A limited liability partnership (LLP) in which the majority of the partners are persons related to each other, essentially as spouses, parents, grandparents, siblings, cousins, nephews, or nieces. A person acting in a fiduciary capacity for persons so related could also be a partner. All of the partners must be natural persons or persons acting in a fiduciary capacity for the benefit of natural persons.

limited liability limited partnership (LLLP)

A type of limited partnership. The difference between a limited partnership and an LLLP is that the liability of the general partner in an LLLP is the same as the liability of the limited partner. That is, the liability of all partners is limited to the amount of their investments in the firm.

articles of partnership

A written agreement that sets forth each partner's rights and obligations with respect to the partnership.

partnership

An agreement by two or more persons to carry on, as co-owners, a business for profit.

pass-through entity

Any entity that does not have its income taxed at the level of that entity; examples are partnerships, S corporations, and limited liability companies.

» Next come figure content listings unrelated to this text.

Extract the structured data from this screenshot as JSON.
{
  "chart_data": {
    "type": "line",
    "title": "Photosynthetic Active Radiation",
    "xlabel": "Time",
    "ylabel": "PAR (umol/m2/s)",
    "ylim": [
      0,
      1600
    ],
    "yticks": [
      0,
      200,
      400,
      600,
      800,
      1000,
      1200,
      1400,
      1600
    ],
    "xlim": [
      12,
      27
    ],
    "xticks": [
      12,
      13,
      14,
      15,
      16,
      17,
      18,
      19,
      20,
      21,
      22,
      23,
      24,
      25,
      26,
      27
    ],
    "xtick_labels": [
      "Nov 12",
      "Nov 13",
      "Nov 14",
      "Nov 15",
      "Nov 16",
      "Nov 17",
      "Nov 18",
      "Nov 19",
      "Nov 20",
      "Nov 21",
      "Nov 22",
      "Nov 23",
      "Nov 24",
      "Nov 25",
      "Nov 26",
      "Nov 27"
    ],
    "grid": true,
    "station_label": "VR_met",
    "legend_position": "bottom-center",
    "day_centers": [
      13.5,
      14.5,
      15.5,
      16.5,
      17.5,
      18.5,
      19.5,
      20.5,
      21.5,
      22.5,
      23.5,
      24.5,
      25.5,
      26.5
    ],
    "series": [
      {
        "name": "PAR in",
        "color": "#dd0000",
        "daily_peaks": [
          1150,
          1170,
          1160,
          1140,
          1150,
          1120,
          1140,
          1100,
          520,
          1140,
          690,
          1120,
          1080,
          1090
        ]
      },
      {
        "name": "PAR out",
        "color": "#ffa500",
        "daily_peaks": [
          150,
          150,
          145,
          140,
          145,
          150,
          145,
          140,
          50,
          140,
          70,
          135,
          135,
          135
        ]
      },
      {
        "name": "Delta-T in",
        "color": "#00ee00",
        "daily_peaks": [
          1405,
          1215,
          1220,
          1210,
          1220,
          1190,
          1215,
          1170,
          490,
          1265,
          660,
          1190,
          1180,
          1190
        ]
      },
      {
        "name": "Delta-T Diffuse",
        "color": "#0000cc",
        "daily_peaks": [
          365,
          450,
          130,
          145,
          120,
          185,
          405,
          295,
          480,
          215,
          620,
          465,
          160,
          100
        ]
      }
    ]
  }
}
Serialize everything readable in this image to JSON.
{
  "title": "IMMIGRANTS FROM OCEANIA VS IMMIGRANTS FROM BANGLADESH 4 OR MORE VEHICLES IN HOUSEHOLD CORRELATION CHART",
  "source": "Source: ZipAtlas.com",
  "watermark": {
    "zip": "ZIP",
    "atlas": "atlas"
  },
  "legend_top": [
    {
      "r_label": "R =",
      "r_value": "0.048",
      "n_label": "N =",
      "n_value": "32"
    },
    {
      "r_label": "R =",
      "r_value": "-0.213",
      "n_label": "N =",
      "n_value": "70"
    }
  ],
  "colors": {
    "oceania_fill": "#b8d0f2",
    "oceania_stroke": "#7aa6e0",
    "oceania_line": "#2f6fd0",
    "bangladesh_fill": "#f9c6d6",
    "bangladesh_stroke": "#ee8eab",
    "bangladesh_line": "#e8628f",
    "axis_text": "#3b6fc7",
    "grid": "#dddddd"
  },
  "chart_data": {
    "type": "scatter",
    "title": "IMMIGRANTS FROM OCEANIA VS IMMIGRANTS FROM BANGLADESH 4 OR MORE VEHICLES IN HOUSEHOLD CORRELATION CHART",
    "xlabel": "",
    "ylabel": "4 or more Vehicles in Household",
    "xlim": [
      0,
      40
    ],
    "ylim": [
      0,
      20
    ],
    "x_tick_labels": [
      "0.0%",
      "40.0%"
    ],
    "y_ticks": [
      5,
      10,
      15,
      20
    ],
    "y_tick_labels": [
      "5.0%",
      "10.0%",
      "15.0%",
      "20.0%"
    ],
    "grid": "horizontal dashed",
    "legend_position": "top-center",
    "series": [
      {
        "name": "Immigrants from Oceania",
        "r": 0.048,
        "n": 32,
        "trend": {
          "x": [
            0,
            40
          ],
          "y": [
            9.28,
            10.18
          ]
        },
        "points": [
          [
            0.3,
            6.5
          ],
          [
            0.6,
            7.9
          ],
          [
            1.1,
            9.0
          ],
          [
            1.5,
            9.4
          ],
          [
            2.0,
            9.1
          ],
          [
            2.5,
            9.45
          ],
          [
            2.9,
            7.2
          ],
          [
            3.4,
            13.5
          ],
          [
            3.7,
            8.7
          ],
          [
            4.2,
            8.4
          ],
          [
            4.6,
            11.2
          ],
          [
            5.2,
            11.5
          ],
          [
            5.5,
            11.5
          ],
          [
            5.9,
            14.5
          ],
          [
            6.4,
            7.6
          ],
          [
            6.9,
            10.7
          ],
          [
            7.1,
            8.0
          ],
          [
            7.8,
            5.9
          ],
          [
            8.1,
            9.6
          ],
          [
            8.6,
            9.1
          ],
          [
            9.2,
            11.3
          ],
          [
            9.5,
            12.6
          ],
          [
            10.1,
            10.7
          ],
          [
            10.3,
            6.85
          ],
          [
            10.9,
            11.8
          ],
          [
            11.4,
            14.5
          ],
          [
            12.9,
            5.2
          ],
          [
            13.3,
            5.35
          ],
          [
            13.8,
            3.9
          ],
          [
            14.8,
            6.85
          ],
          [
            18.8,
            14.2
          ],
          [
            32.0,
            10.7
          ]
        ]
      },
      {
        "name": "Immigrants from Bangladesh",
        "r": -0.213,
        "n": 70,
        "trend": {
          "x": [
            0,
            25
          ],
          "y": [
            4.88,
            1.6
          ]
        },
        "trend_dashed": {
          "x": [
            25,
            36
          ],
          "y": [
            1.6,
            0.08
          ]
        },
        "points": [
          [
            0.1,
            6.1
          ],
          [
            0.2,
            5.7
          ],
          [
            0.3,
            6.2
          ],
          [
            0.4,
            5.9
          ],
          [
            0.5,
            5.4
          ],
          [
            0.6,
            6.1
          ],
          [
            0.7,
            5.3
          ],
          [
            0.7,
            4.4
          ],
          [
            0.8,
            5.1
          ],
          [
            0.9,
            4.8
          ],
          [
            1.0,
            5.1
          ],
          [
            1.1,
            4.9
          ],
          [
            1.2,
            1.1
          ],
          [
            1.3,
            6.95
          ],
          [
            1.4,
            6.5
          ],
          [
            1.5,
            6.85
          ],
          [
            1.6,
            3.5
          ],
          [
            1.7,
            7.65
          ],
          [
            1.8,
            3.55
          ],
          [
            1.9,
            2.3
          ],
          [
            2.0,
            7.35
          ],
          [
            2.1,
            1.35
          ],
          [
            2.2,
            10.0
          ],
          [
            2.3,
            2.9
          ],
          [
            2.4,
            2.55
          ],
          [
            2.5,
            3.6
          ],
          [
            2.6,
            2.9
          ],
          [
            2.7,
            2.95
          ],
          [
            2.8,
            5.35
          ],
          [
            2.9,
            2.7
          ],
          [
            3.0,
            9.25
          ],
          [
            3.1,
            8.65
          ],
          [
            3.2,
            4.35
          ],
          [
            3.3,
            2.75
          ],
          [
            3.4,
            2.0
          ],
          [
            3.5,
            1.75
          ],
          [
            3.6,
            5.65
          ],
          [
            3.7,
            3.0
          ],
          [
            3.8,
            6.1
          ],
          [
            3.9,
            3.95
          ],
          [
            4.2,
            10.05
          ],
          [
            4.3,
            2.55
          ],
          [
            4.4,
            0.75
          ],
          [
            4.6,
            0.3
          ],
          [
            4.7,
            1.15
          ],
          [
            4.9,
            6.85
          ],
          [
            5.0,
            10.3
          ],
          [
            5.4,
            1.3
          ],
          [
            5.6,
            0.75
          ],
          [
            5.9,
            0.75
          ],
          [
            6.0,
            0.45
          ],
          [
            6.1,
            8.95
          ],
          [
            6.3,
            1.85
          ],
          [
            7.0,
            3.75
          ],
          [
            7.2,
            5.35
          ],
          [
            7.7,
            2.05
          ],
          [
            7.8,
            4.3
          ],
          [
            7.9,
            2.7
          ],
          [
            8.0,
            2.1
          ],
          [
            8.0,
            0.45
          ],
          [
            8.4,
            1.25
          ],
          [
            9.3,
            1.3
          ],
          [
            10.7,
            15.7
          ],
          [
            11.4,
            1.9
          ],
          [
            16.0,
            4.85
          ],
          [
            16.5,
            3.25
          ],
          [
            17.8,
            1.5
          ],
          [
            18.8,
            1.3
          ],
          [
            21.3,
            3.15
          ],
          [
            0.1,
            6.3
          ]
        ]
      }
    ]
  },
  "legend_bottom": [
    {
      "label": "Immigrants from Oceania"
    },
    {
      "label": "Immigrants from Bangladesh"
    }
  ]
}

joint and several liability

In partnership law, a doctrine under which a plaintiff may sue, and collect a judgment from, one or more of the partners separately (severally, or individually) or all of the partners together (jointly). This is true even if one of the partners sued did not participate in, ratify, or know about whatever gave rise to the cause of action.

charging order

In partnership law, an order granted by a court to a judgment creditor that entitles the creditor to attach profits or assets of a partner on dissolution of the partnership.

goodwill

In the business context, the valuable reputation of a business viewed as an intangible asset.

buy-sell agreement

In the context of partnerships, an express agreement made at the time of partnership formation for one or more of the partners to buy out the other or others should the situation warrant—and thus provide for the smooth dissolution of the partnership.

confession of judgment

The act of a debtor in permitting a judgment to be entered against him or her by a creditor, for an agreed sum, without the institution of legal proceedings.

buyout price

The amount payable to a partner on his or her dissociation from a partnership, based on the amount distributable to that partner if the firm were wound up on that date, and offset by any damages for wrongful dissociation.

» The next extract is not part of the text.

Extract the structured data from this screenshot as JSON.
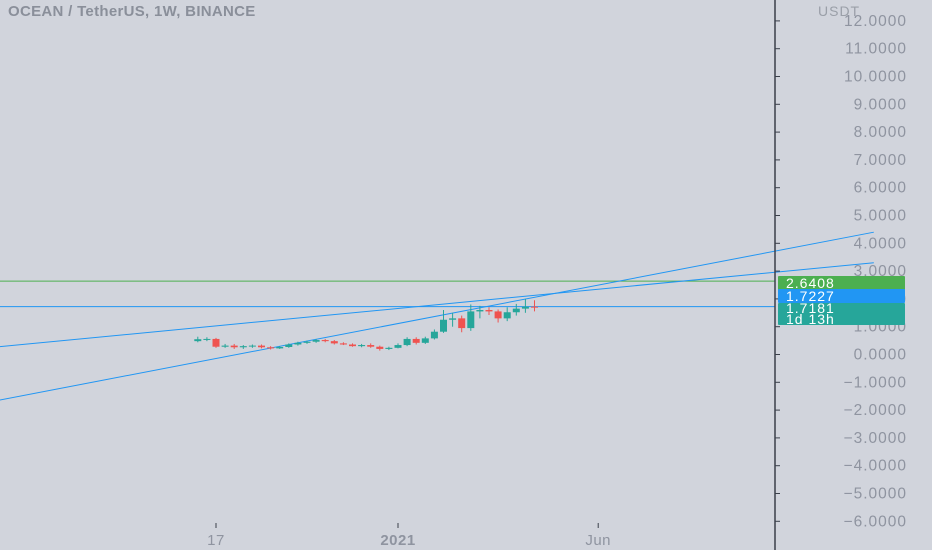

certificate of limited partnership

The basic document filed with a designated state official by which a limited partnership is formed.

dissolution

The formal disbanding of a partnership or a corporation. It can take place by (1) acts of the partners or, in a corporation, of the shareholders and board of directors; (2) the death of a partner; (3) the expiration of a time period stated in a partnership agreement or a certificate of incorporation; or (4) judicial decree.